Riddick knew the space station. It was for colony drifters that couldn't quite make it to a habitable planet. It was a good place to be when you were hiding from Mercs or just wanting to catch your breath for a week. If anything, he could heal up before deciding what to do with the two new add-ons to his life.
Imam walked quickly beside him, a hand resting on the back of Jack's head to cover the colorful bruise he had given her. "How could you, Riddick? A child! What will you tell her-"
Even when his stance was calm and relaxed, Riddick's presence could stop a sentence in its tracks. "Him. As long as he's out, we call Jack, a he. That's the last thing we need; a pms-ing teenager, pissed off at us cause we blew his cover without permission." He kicked the door to their living quarters open – not to make a point, but it was seen that way.

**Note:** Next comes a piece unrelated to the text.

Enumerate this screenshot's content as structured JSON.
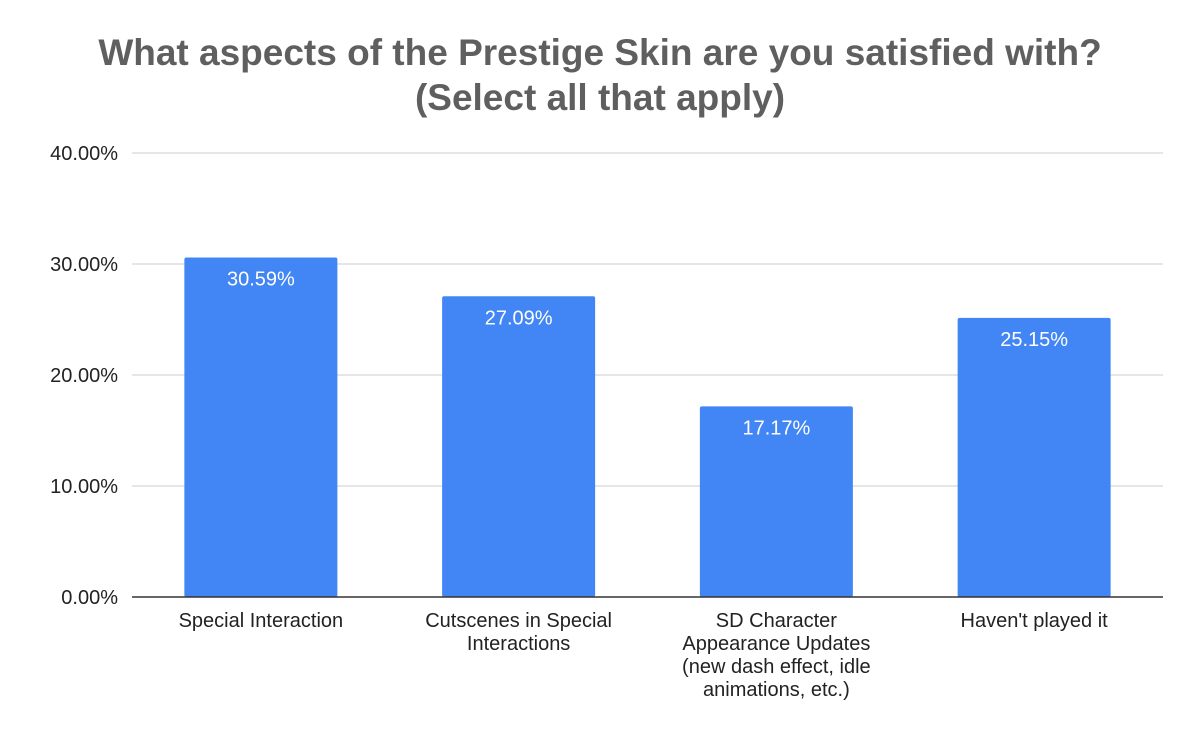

"He could have passed as a pupil, Riddick." Imam stood in the doorway, soft purple light filtering into the dark room.
Riddick could be seen setting Jack down on a small bed set into the wall. "Close the door and shut up, you're giving me a headache."
"Is this how you will be treating us, now that we are off that planet." Imam closed the door, feeling for a chair. The station conserved energy by turning out the lights after twenty three hundred – if only they knew that this was almost home to one of their residents.
The convict disappeared into the darkness, guiding the other man towards another set of bunks built in a private alcove. He worked wordlessly, letting Imam find his bunk before he went back to the door. "Get some sleep. I've got a few errands to run."
Despite his anger, a tired tone entered his voice. "You are all we have, Riddick. I would like you to remember that as you walk out of this room."
Light reflected off polished eyes, a sure sign that the man in the doorway was hiding more than his past from the two settlers. However, all of that was swallowed up in the sound of a metallic door sliding shut.